My internal world was a spinning tornado of sadness from the loss, despair at the lack of options, and anger at the injustice of our situation. Cory and I quickly learned that IVF with a gestational carrier would cost around $70,000 with a volunteer surrogate and would cost over $100,000 with a surrogate found through an agency. These numbers were dumbfounding. I researched adoption as a more affordable alternative and found that domestic infant adoption averages $25,000 and international adoption is even more. There were days I did no research at all and completely checked out - it was too much to hold.
That brings us to now. Just three days ago, Cory and I went to another highly respected RE for a second opinion. He immediately told us that we can absolutely try IVF in my uterus.
This new doctor was angered by the first doctor's recommendation of an IUI or IVF with a gestational carrier.

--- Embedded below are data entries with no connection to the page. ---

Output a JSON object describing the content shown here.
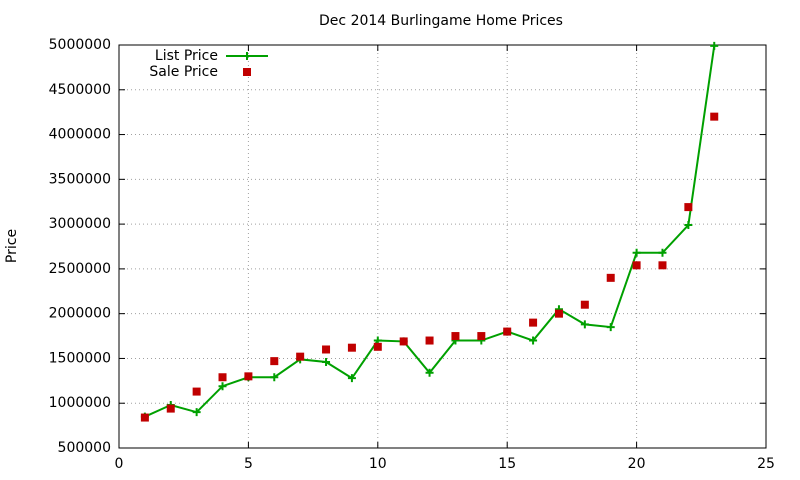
{
  "chart_data": {
    "type": "line",
    "title": "Dec 2014 Burlingame Home Prices",
    "y_label": "Price",
    "x": [
      1,
      2,
      3,
      4,
      5,
      6,
      7,
      8,
      9,
      10,
      11,
      12,
      13,
      14,
      15,
      16,
      17,
      18,
      19,
      20,
      21,
      22,
      23
    ],
    "series": [
      {
        "name": "List Price",
        "color": "#00a000",
        "mode": "linespoints",
        "values": [
          850000,
          980000,
          900000,
          1190000,
          1290000,
          1290000,
          1490000,
          1460000,
          1280000,
          1700000,
          1690000,
          1340000,
          1700000,
          1700000,
          1800000,
          1700000,
          2050000,
          1880000,
          1850000,
          2680000,
          2680000,
          2990000,
          4990000
        ]
      },
      {
        "name": "Sale Price",
        "color": "#c00000",
        "mode": "points",
        "values": [
          840000,
          940000,
          1130000,
          1290000,
          1300000,
          1470000,
          1520000,
          1600000,
          1620000,
          1630000,
          1690000,
          1700000,
          1750000,
          1750000,
          1800000,
          1900000,
          2000000,
          2100000,
          2400000,
          2540000,
          2540000,
          3190000,
          4200000
        ]
      }
    ],
    "xlim": [
      0,
      25
    ],
    "xticks": [
      0,
      5,
      10,
      15,
      20,
      25
    ],
    "ylim": [
      500000,
      5000000
    ],
    "yticks": [
      500000,
      1000000,
      1500000,
      2000000,
      2500000,
      3000000,
      3500000,
      4000000,
      4500000,
      5000000
    ],
    "grid": true,
    "legend": "top-left"
  }
}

He knew the first doctor well and explained the rationale behind the first doc's recommendation: apparently, the first doctor's clinic was recently bought out by a group of venture capitalists. He deduced that the first doctor did not recommend IVF in my body because I was a riskier case, and I might "mess with his statistics" that he needs to report to his backers.
To know that I spent four weeks of my life mourning the loss of my ability to carry a child due to a skewed recommendation from a money-motivated doctor makes me feel so disgusted. June 2018 was the hardest...the HARDEST month of my life...all because of this first doctor's filthy recommendation. (I'm obviously still processing this...still very acute...fresh wound.)

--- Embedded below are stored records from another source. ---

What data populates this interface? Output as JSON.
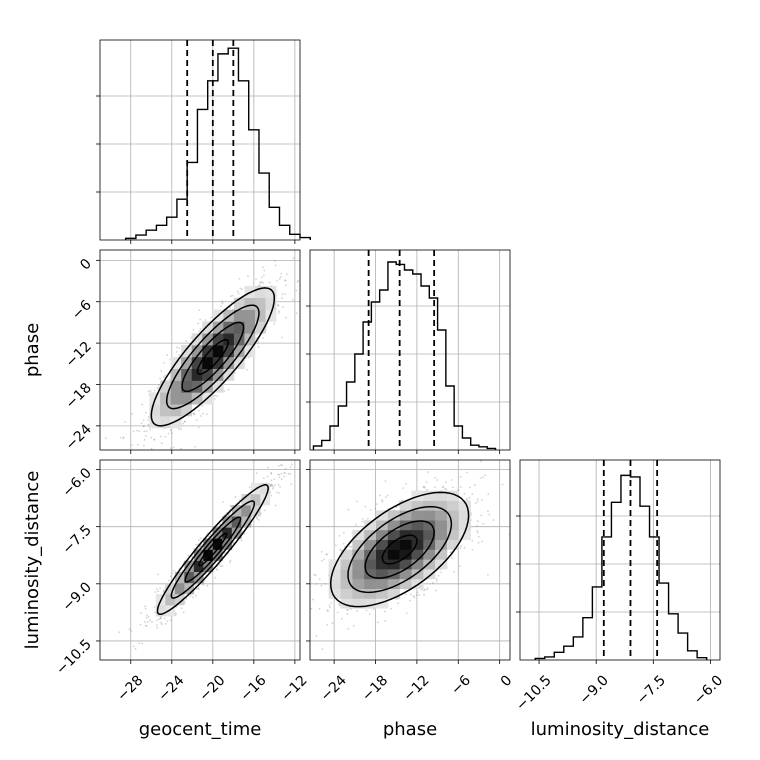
{
  "chart_data": {
    "type": "corner",
    "grid": true,
    "parameters": [
      "geocent_time",
      "phase",
      "luminosity_distance"
    ],
    "axes": {
      "geocent_time": {
        "lim": [
          -31,
          -11.5
        ],
        "ticks": [
          -28,
          -24,
          -20,
          -16,
          -12
        ],
        "tick_labels": [
          "−28",
          "−24",
          "−20",
          "−16",
          "−12"
        ]
      },
      "phase": {
        "lim": [
          -27.5,
          1.5
        ],
        "ticks": [
          -24,
          -18,
          -12,
          -6,
          0
        ],
        "tick_labels": [
          "−24",
          "−18",
          "−12",
          "−6",
          "0"
        ]
      },
      "luminosity_distance": {
        "lim": [
          -11.0,
          -5.75
        ],
        "ticks": [
          -10.5,
          -9.0,
          -7.5,
          -6.0
        ],
        "tick_labels": [
          "−10.5",
          "−9.0",
          "−7.5",
          "−6.0"
        ]
      }
    },
    "marginals": {
      "geocent_time": {
        "bin_start": -28.5,
        "bin_width": 1.0,
        "counts": [
          2,
          6,
          12,
          18,
          28,
          50,
          95,
          160,
          195,
          228,
          235,
          195,
          135,
          82,
          40,
          18,
          7,
          3
        ],
        "quantiles": [
          -22.5,
          -20.0,
          -18.0
        ],
        "ylim": [
          0,
          245
        ]
      },
      "phase": {
        "bin_start": -27.0,
        "bin_width": 1.2,
        "counts": [
          5,
          12,
          30,
          55,
          85,
          120,
          160,
          185,
          200,
          235,
          232,
          225,
          220,
          205,
          190,
          150,
          80,
          30,
          15,
          6,
          4,
          2
        ],
        "quantiles": [
          -19.0,
          -14.5,
          -9.5
        ],
        "ylim": [
          0,
          250
        ]
      },
      "luminosity_distance": {
        "bin_start": -10.6,
        "bin_width": 0.25,
        "counts": [
          2,
          4,
          10,
          18,
          30,
          55,
          95,
          160,
          205,
          240,
          238,
          200,
          160,
          100,
          60,
          35,
          12,
          3
        ],
        "quantiles": [
          -8.8,
          -8.1,
          -7.4
        ],
        "ylim": [
          0,
          260
        ]
      }
    },
    "pairs": [
      {
        "x": "geocent_time",
        "y": "phase",
        "mean": [
          -20.0,
          -14.0
        ],
        "sigma": [
          3.0,
          5.0
        ],
        "rho": 0.85,
        "contour_levels": [
          0.5,
          1.0,
          1.5,
          2.0
        ]
      },
      {
        "x": "geocent_time",
        "y": "luminosity_distance",
        "mean": [
          -20.0,
          -8.1
        ],
        "sigma": [
          2.7,
          0.85
        ],
        "rho": 0.95,
        "contour_levels": [
          0.5,
          1.0,
          1.5,
          2.0
        ]
      },
      {
        "x": "phase",
        "y": "luminosity_distance",
        "mean": [
          -14.5,
          -8.1
        ],
        "sigma": [
          5.0,
          0.75
        ],
        "rho": 0.6,
        "contour_levels": [
          0.5,
          1.0,
          1.5,
          2.0
        ]
      }
    ],
    "xlabels": [
      "geocent_time",
      "phase",
      "luminosity_distance"
    ],
    "ylabels": [
      "",
      "phase",
      "luminosity_distance"
    ]
  }
}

Immediately after receiving the recommendation to do IVF in my body from this second doctor, Cory and I met with his amazing IVF nurse. She recommended a list of supplements I should start taking, discussed a tentative timeline for when to start egg stimulation, and provided us a folder of new reading material. I was taken to get preliminary blood work and an ultrasound done. Within two hours, I had gone from thinking of myself as an infertile, never-going-to-be-pregnant woman to a fertile (with help), possibly-will-be-pregnant woman. Within 120 minutes, my world had flipped right side up. I wasn't (totally) broken.
This weekend, nearly six weeks after my initial diagnosis, was the first time I have been able to bring myself to Google "unicornuate uterus." This morning, I've read promising things. Scary things. I read one thing written by this awesome blogger named Alyssa who also has a unicornuate uterus and recently gave birth to a healthy baby boy in March. Her story hit me so deeply and made me cry. The kind of cry that only comes from feeling so understood and validated...from feeling hope after walking through the driest of hope-deserts for weeks upon weeks.
There is still so much I have to learn. I have only barely started to think about the IVF process. Cory and I have only approached the base of this towering mountain, and we have miles and miles to hike until we reach the summit (if my body allows us to reach it). I hope someday we get to meet our own little baby.